Sperm fusion protein identified
© BioMed Central Ltd 2005
Published: 14 March 2005
A team of researchers has identified a sperm protein that is essential for the fusion of the sperm and egg membranes during fertilization, according to a report in this week's Nature. They called the protein "Izumo," after the Japanese shrine dedicated to marriage.
Masaru Okabe of Osaka University and coworkers used the fusion-inhibiting monoclonal antibody OBF13 and gene-cloning techniques to identify an antigen on mice sperm involved in fusion. "The antigen Izumo is a novel protein of the immunoglobulin superfamily," Okabe, the senior author of the study, told The Scientist. Proteins belonging to this family are membrane-anchored, and are usually involved in cell-cell adhesion.
Okabe has been seeking the sperm protein since 1987, when his group reported that OBF13 bound to an unknown molecule on the sperm head. Further studies revealed that the antibody did not prevent sperm binding, but did inhibit fertilization. This gave the researchers a clue as to the protein's involvement in fusion. "For the next ten years, I tried very hard to find the antigen [that OBF13 bound], but I couldn't clone the gene," explained Okabe. "Then, I rested for five years, until Noakazu Inoue, the first author of the paper, joined our group. Inoue tried the procedure again, with newer and more sensitive techniques, and succeeded."
In recent years, Okabe and his team have also studied egg proteins. In 2000 they published a paper in Science, reporting that CD9—a protein on the egg surface—was essential for sperm-egg fusion. A group in France also published a report presenting similar results in the same issue. "We had this egg protein involved in fusion, but on the sperm side, nothing was clear," said Okabe. "With the discovery of Izumo, the mechanism of sperm-egg fusion is now ready to be examined."
In their latest paper, the researchers established the role of Izumo in fertilization by producing a knockout mouse line. The experiments rendered unambiguous results. The mice were healthy, but the males were sterile. Their sperm bound to, and penetrated the zona pellucidabut could not fuse with the egg.

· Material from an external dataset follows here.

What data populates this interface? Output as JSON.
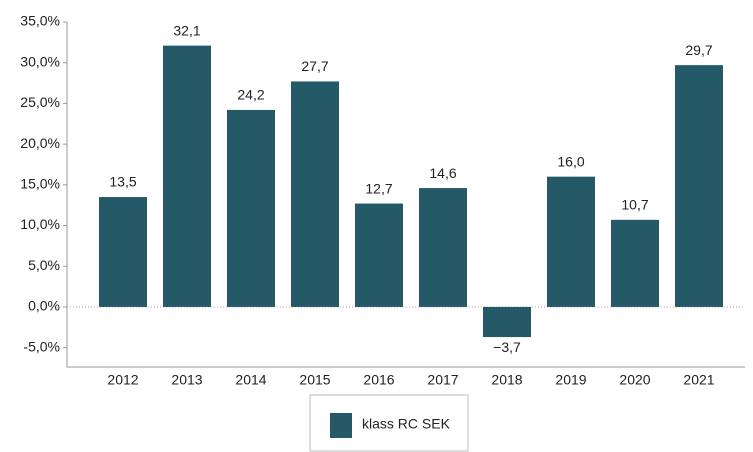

Paul Primakoff of the University of California at Davis, who was not involved in the research, welcomed the paper, which deals with a field in which there had not been breakthroughs lately. "The fertilization processis difficult to study for many reasons," said Primakoff, "primarily because it's hard to get the number of eggs necessary for the experiments, but also because there aren't many people working in the field."
He added that no one has worked out a rapid screening method to identify proteins involved in the fusion process, which makes its study particularly hard. "Now we can start thinking about the mechanism of how this protein acts, and to formulate models on how the fusion process might occur."
"This paper will provide a jolt of energy to the field," said Richard Schultz of the University of Pennsylvania, who did not participate in the study. "Now there's a candidate molecule that is out there that might help us understand better how membranes actually fuse. I think it'll generate a lot of excitement in the field. Schultz, who wrote a related News and Views article, pointed to the potential of Izumo as a target for non-hormonal contraception, based on Okabe's finding that human sperm also contains Izumo, and that when exposed to the antibody, sperm becomes unable to fuse with the egg.
Okabe is expecting accompanying proteins to be involved in fusion. "We think that Izumo is not the only factor affecting fusion. We just opened the door for studying the fusion mechanism," he said. "Now we have to find other factors which are also involved in fusion, using Izumo and CD9."